04-27-2009, 11:31 AM
I don't think the equivalent appellation exists in the UK, Bob - they're just called "lawyers" or "barristers".

Hello Gareth

I don't know what such legal entities are termed these days in Britain, because I have not lived in the country for 41 years, but when I was growing up the designations were "solicitor" and "barrister".

The barrister was the one "called to the bar" to argue a case at the Old Bailey or other crown courts, while the solicitor prepared the brief for the barrister or did other legal work, in other, lesser courts.

So in other words, "solicitor" = "lawyer" in American terms. So I suppose my question is, has "lawyer" replaced "solicitor" in the UK or are both terms used with equal frequency?

Thanks for clarification.

Chris

Chris G.
04-27-2009, 11:33 AM
Let's not lose sight of the fact that the prime purpose of the MM was to answer why the Sun's charges against Cutbush were erroneous; it wasn't to declare with any certainty who the Ripper was.

That doesn't excuse the evident sloppiness applied towards MJD, but MJD was not to be the focus of the memo.

Quite true, Bob. Sir Melville took pride in not having kept a notebook. One has to wonder if he was referring to any files or notes prepared by underlings when he wrote the memorandum or if it was all from memory and off the top of his head.

Chris

Robert Linford
04-27-2009, 11:38 AM
The thing is, Macnaghten made errors about Cutbush himself - the focus of the memorandum.

Chris G.
04-27-2009, 12:43 PM
The thing is, Macnaghten made errors about Cutbush himself - the focus of the memorandum.

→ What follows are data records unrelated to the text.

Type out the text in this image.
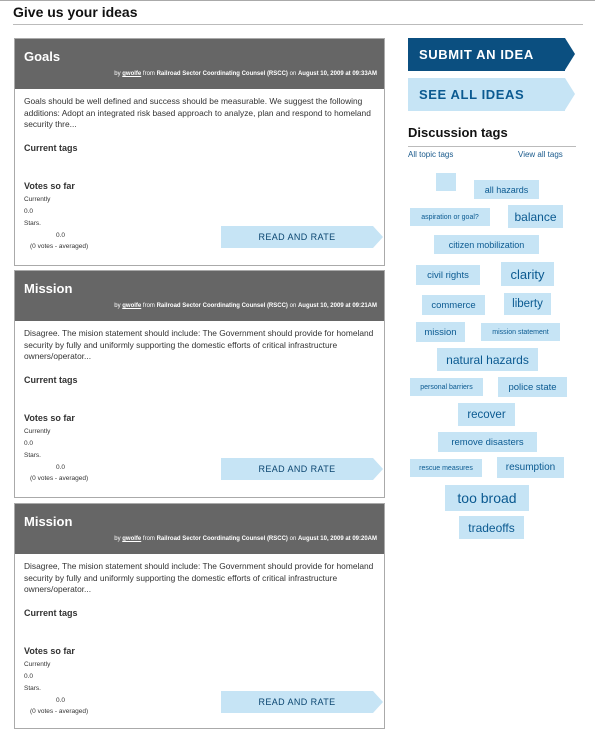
Give us your ideas
Goals
by gwolfe from Railroad Sector Coordinating Counsel (RSCC) on August 10, 2009 at 09:33AM
Goals should be well defined and success should be measurable. We suggest the following additions: Adopt an integrated risk based approach to analyze, plan and respond to homeland security thre...
Current tags
Votes so far
Currently
0.0
Stars.
0.0
(0 votes - averaged)
READ AND RATE
Mission
by gwolfe from Railroad Sector Coordinating Counsel (RSCC) on August 10, 2009 at 09:21AM
Disagree. The mision statement should include: The Government should provide for homeland security by fully and uniformly supporting the domestic efforts of critical infrastructure owners/operator...
Current tags
Votes so far
Currently
0.0
Stars.
0.0
(0 votes - averaged)
READ AND RATE
Mission
by gwolfe from Railroad Sector Coordinating Counsel (RSCC) on August 10, 2009 at 09:20AM
Disagree, The mision statement should include: The Government should provide for homeland security by fully and uniformly supporting the domestic efforts of critical infrastructure owners/operator...
Current tags
Votes so far
Currently
0.0
Stars.
0.0
(0 votes - averaged)
READ AND RATE
SUBMIT AN IDEA
SEE ALL IDEAS
Discussion tags
All topic tags	View all tags
all hazards
aspiration or goal?	balance
citizen mobilization
civil rights	clarity
commerce	liberty
mission	mission statement
natural hazards
personal barriers	police state
recover
remove disasters
rescue measures	resumption
too broad
tradeoffs
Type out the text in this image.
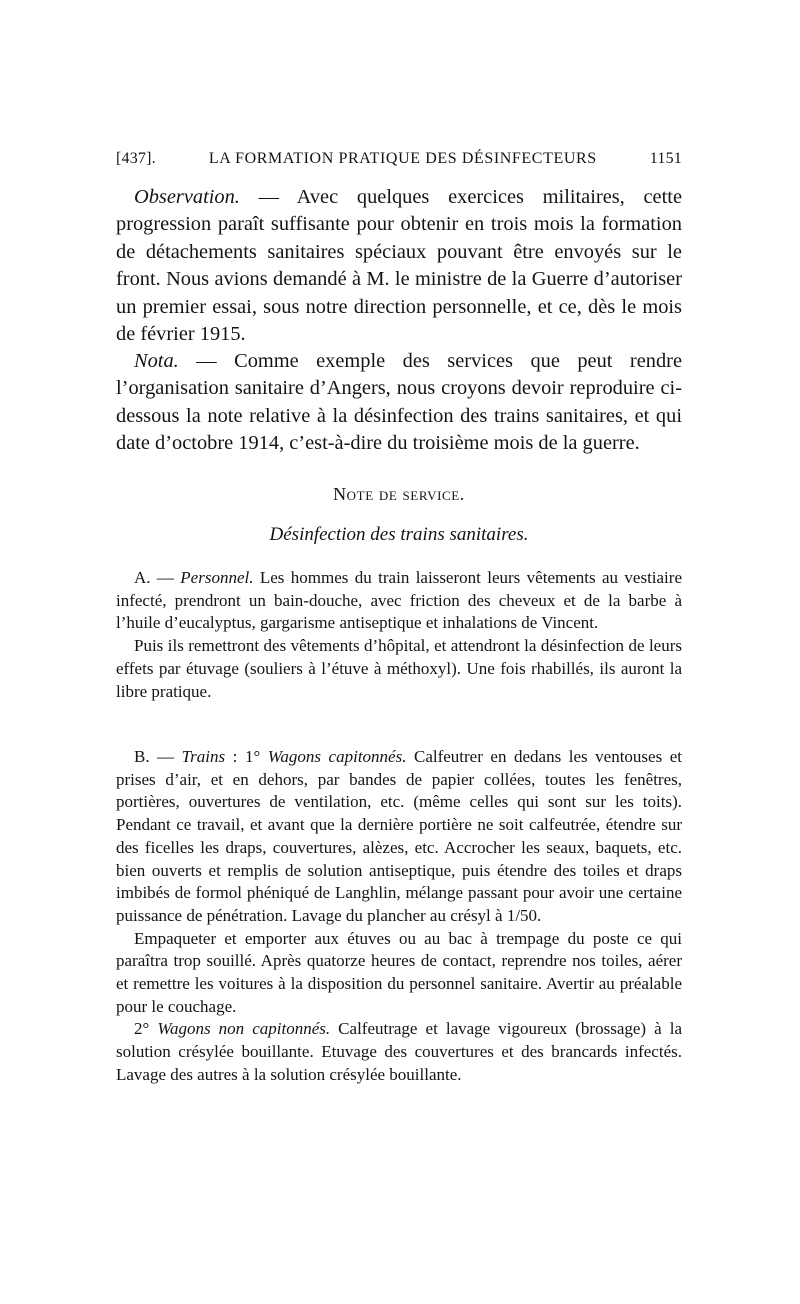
[437].	LA FORMATION PRATIQUE DES DÉSINFECTEURS	1151

Observation. — Avec quelques exercices militaires, cette progression paraît suffisante pour obtenir en trois mois la formation de détachements sanitaires spéciaux pouvant être envoyés sur le front. Nous avions demandé à M. le ministre de la Guerre d’autoriser un premier essai, sous notre direction personnelle, et ce, dès le mois de février 1915.

Nota. — Comme exemple des services que peut rendre l’organisation sanitaire d’Angers, nous croyons devoir reproduire ci-dessous la note relative à la désinfection des trains sanitaires, et qui date d’octobre 1914, c’est-à-dire du troisième mois de la guerre.

Note de service.

Désinfection des trains sanitaires.

A. — Personnel. Les hommes du train laisseront leurs vêtements au vestiaire infecté, prendront un bain-douche, avec friction des cheveux et de la barbe à l’huile d’eucalyptus, gargarisme antiseptique et inhalations de Vincent.

Puis ils remettront des vêtements d’hôpital, et attendront la désinfection de leurs effets par étuvage (souliers à l’étuve à méthoxyl). Une fois rhabillés, ils auront la libre pratique.

B. — Trains : 1° Wagons capitonnés. Calfeutrer en dedans les ventouses et prises d’air, et en dehors, par bandes de papier collées, toutes les fenêtres, portières, ouvertures de ventilation, etc. (même celles qui sont sur les toits). Pendant ce travail, et avant que la dernière portière ne soit calfeutrée, étendre sur des ficelles les draps, couvertures, alèzes, etc. Accrocher les seaux, baquets, etc. bien ouverts et remplis de solution antiseptique, puis étendre des toiles et draps imbibés de formol phéniqué de Langhlin, mélange passant pour avoir une certaine puissance de pénétration. Lavage du plancher au crésyl à 1/50.

Empaqueter et emporter aux étuves ou au bac à trempage du poste ce qui paraîtra trop souillé. Après quatorze heures de contact, reprendre nos toiles, aérer et remettre les voitures à la disposition du personnel sanitaire. Avertir au préalable pour le couchage.

2° Wagons non capitonnés. Calfeutrage et lavage vigoureux (brossage) à la solution crésylée bouillante. Etuvage des couvertures et des brancards infectés. Lavage des autres à la solution crésylée bouillante.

Well we've all heard about Good Cop - Bad Cop. :nono:

Simon Wood
04-27-2009, 12:59 PM
Hi Robert L,

You mention Stewart Evans stating that, on the whole, Macnaghten wasn't a bad cop.

Do we know on what his assessment is based?

Regards,

Simon

Sam Flynn
04-27-2009, 01:23 PM
So in other words, "solicitor" = "lawyer" in American terms. So I suppose my question is, has "lawyer" replaced "solicitor" in the UK or are both terms used with equal frequency?On the contrary, Chris - I should have used "solicitor" as my example in the first place. "Solicitor" probably still outweighs "lawyer" in terms of popular usage in the UK, although the latter term is probably used more than it used to be.

Robert Linford
04-27-2009, 01:36 PM
Simon, I think it was based on his knowledge of Macnaghten's whole career.

Chris G.
04-27-2009, 02:00 PM
On the contrary, Chris - I should have used "solicitor" as my example in the first place. "Solicitor" probably still outweighs "lawyer" in terms of popular usage in the UK, although the latter term is probably used more than it used to be.

Thanks, Gareth... that's kind of what I assumed but wasn't sure. Probably it's American influence if the term "lawyer" is creeping in. . . due to years of the British public being subjected to "Perry Mason," "Boston Legal," "Law and Order" etc.